Pilot Review: Truth Be Told


Truth Be Told (Fridays at 8:30 on NBC)

Truth Be Told would have been a really edgy comedy in the 1980s, when TV's most successful sitcoms were The Cosby Show, Who's the Boss, Family Ties, and The Facts of Life. But in a television landscape that has recently tackled issues of race, gender, sexuality, and the political intersection of all these cocnepts to great success (black-ish, Fresh Off the Boat, Modern Family, Jane the Virgin), Truth Be Told feels forced and dated.

The bare-bones premise concerns two suburban married couples who are also neighbors and best friends: Mitch (Mark-Paul Gosselaar), a white ethics professor, and Tracy (Vanessa Lachey), a mixed-race lawyer; and black couple Russell (Tone Bell), a stand-up comedian, and Angie (Bresha Webb), a doctor. They hang out and stereotype people... and that's about it.
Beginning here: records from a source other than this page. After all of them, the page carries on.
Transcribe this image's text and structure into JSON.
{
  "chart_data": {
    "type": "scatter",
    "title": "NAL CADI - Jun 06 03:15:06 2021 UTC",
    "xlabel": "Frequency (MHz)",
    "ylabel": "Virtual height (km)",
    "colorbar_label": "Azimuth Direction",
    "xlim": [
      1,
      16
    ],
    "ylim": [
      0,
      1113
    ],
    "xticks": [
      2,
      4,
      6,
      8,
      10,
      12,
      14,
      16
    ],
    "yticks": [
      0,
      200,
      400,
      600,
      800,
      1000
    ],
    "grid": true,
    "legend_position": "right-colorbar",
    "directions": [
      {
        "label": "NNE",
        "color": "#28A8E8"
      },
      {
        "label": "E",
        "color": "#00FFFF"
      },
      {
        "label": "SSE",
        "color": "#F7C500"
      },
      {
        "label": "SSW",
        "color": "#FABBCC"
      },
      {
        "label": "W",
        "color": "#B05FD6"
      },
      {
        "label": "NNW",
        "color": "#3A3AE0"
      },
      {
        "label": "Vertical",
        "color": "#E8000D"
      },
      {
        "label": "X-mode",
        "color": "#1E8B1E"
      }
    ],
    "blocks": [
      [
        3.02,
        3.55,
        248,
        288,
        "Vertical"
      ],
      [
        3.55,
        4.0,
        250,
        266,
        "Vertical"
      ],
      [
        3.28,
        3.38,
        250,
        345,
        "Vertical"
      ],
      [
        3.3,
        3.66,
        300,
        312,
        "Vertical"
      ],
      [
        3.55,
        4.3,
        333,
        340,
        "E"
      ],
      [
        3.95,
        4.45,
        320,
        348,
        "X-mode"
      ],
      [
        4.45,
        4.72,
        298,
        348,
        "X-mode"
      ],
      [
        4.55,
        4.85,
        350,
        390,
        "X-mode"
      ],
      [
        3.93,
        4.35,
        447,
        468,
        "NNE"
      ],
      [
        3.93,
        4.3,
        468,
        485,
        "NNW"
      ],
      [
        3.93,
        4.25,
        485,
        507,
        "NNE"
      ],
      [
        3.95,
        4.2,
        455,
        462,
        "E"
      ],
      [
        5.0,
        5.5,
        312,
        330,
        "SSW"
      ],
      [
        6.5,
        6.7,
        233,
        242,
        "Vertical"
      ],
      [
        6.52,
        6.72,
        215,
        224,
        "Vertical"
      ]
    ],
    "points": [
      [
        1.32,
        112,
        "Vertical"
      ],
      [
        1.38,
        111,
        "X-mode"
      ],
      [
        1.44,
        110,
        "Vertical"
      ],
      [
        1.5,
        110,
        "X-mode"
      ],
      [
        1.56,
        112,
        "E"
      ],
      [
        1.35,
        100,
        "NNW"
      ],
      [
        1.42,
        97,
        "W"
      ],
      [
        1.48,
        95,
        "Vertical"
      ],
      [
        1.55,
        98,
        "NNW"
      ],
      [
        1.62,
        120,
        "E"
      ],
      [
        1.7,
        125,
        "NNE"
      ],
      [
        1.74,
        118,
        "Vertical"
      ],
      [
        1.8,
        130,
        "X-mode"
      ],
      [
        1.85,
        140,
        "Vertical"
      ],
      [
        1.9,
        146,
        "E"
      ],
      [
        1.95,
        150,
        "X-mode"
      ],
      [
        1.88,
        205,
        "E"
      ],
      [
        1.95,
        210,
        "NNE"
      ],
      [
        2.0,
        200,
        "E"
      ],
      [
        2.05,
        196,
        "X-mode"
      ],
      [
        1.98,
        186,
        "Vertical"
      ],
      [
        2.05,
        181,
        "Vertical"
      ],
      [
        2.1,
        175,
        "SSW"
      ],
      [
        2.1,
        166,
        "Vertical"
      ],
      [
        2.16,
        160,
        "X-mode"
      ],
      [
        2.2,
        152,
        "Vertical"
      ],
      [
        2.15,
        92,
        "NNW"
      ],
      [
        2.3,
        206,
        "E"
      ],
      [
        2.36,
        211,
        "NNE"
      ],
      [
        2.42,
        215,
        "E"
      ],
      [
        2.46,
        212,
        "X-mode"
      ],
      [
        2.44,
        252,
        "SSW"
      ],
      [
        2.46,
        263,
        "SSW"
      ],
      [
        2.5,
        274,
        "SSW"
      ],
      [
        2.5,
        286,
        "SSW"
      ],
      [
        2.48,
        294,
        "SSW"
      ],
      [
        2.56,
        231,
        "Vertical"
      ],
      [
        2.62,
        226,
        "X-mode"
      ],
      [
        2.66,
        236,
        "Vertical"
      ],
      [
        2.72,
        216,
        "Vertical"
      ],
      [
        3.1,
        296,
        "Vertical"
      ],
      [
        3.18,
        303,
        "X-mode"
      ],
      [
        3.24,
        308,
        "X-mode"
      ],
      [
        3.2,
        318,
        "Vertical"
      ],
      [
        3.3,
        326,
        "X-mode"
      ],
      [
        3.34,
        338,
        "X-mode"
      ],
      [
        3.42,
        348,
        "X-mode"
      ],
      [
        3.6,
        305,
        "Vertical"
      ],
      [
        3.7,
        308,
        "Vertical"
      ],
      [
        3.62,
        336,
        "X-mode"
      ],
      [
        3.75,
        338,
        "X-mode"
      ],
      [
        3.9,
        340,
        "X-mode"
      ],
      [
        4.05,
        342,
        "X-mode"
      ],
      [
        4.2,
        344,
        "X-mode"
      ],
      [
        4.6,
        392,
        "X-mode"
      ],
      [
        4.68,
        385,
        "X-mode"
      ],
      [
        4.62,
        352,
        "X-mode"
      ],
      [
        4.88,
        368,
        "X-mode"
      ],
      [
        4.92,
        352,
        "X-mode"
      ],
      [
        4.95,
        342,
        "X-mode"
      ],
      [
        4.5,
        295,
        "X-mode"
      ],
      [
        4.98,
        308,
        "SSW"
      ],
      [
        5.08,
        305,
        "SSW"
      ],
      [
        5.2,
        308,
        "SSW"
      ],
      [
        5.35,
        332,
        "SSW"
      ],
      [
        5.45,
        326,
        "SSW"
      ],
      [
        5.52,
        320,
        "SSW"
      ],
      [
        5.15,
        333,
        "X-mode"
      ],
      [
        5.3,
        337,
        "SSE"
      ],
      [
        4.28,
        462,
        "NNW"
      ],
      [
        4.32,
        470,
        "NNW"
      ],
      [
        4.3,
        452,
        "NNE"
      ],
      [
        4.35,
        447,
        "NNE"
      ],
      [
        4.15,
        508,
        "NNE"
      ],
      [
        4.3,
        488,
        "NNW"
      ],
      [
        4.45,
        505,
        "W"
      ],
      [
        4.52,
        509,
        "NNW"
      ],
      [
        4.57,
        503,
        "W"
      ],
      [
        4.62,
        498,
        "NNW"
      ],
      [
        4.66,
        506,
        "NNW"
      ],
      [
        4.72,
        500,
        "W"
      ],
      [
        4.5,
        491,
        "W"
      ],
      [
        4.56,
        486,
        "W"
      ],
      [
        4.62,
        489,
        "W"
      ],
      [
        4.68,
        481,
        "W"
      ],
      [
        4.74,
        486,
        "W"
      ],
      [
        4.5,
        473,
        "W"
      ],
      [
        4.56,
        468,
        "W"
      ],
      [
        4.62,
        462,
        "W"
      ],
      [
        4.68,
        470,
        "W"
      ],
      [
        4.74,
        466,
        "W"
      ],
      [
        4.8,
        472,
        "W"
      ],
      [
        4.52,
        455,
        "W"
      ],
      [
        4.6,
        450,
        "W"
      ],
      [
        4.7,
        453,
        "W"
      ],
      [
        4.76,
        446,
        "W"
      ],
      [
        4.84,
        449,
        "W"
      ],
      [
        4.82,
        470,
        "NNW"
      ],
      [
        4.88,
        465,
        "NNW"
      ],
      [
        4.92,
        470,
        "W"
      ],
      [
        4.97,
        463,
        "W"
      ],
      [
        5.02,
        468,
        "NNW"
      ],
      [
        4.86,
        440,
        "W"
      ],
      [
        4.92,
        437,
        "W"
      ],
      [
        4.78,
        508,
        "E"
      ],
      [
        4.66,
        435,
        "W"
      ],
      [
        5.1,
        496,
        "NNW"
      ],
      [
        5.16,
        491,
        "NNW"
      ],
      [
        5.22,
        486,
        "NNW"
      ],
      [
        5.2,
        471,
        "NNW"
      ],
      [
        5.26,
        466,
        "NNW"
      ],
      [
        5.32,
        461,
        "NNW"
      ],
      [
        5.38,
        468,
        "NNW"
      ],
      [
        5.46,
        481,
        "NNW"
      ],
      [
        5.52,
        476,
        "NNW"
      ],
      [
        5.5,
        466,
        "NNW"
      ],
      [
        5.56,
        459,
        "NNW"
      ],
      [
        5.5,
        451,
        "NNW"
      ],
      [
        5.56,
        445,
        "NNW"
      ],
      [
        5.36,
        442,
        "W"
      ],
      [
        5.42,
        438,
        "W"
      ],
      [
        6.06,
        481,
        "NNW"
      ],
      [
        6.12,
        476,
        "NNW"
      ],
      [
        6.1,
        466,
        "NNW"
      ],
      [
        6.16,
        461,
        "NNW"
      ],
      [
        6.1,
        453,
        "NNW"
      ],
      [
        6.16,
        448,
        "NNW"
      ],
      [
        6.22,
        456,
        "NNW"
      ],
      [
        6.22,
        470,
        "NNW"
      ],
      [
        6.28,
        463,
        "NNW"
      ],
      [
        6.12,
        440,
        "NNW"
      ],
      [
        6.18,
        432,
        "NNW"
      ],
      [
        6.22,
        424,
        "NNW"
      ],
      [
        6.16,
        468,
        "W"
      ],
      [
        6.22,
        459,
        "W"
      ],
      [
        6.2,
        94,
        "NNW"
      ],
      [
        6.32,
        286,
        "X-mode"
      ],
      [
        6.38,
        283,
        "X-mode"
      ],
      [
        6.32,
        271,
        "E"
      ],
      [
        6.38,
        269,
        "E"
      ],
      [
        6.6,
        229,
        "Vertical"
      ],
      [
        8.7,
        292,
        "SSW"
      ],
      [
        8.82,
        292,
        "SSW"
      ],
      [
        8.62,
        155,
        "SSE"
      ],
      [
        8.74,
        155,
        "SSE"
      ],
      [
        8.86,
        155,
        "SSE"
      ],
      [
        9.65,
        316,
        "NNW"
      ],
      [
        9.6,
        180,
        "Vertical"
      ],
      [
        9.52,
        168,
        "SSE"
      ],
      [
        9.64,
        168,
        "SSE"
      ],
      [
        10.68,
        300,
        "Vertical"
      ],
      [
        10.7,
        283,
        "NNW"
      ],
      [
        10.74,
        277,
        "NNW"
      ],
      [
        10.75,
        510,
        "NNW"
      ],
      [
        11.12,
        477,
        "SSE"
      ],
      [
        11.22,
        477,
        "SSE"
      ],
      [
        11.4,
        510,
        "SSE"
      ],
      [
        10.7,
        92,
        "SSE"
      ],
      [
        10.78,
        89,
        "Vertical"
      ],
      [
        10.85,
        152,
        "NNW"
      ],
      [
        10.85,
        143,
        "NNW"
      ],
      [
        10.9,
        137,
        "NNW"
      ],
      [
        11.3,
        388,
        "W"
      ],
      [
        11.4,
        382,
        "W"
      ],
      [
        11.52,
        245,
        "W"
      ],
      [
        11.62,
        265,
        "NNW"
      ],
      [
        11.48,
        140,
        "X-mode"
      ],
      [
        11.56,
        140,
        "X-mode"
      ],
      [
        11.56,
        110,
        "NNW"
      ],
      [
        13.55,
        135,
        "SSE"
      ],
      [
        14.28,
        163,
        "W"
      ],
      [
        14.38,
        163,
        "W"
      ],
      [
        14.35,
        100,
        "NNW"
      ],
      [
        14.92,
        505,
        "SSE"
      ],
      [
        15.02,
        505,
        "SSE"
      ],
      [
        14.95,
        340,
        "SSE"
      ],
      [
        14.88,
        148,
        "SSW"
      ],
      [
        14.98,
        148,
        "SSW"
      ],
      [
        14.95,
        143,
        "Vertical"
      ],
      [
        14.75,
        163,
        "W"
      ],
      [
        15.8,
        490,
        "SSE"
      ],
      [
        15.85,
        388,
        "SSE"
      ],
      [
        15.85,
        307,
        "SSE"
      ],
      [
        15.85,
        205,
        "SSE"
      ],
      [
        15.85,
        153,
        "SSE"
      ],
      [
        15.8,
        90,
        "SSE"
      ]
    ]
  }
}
The pilot sees Mitch and Tracy trying to find a babysitter for their four year-old daughter so the friends can all go to a Jay-Z concert, but the woman they ultimately settle on turns out to be a porn star.


There's not much plot happening with Truth Be Told, and even NBC's press materials stress the fact that the conversations these four characters have are what really define the show as being about "a wildly outspoken group" who "can't help but analyze and obsess about everything... from sex and race to anything else your parents told you never to talk about." I wouldn't exactly call that an accurate description of Truth Be Told, however, because there doesn't seem to be any real "analyzing" going on with any of these people. Unless by "analysis" you mean making old-hat observations about how white people can't say the N word ("It's a word you just don't have access to," Russell explains to Mitch, who was about to say the word as he was singing along to a Jay Z song.) or about how Asians and Latinas are fetishized by white men. These aren't things we haven't heard before and in much funnier, edgier situations (in fact, black-ish did a whole episode a couple weeks ago about the use of the N word). Creator DJ Nash (Growing Up Fisher) doesn't really have an ear for truly controversial or unique perspectives on race relations, which would have made Truth Be Told stand out more. Instead, there's conversations about whether or not the take-out lady at a Chinese restaurant is faking her accent and jokes about how only white people listen to John Mayer (but it's funny because it turns out Angie likes him too!). There's room for serious topics to be explored comically, but Nash isn't up to the task. Instead, it seems he thinks the very idea of a white guy and a black guy being friends is enough to make a comedy out of. (It's not.)

It's a shame that he saddles such a likable cast with his mundane material. Gosselaar proved with Franklin & Bash that he was an able comedian, and Bell can make almost anything funny (see: Bad Judge), but they get precious little to work with, especially Gosselaar. He gets the worst of the material, from the embarrassing N word scene to an uncomfortable scene where he's worried that having a white/Asian wife and finding the "ethnically ambiguous features" of his babysitter attractive will make it seems like he has some kind of... I don't know, non-white fetish? It's a bizarre, unfunny scene that made me cringe and look away with semi-mortification. Bell doesn't look quite so bad, despite being given a tired jealous husband storyline, but it's clear he doesn't really know who his character is supposed to be. Lachey and Webb escape relatively unscathed as well, but that's mostly because they're barely present thus far.

There is an interesting question at the root of Truth Be Told, however, about how and why we stereotype people. If it were to be a comedic exploration of upending those stereotypes, rather than just pointing out that they exist, it would be a much better show. And despite all these complaints, it's still not the worst new comedy or the season or even the worst comedy on Friday nights (both of those dubious distinctions go to ABC's Dr. Ken). It's totally banal at times, but there is a nice chemistry between Gosselaar and Bell (even though they don't get to do anything all that funny to make it shine), and the content is actually pretty inoffensive. Though NBC wants you to believe that Truth Be Told is going to be controversial and buzzworthy, it's actually the opposite: blandly vanilla.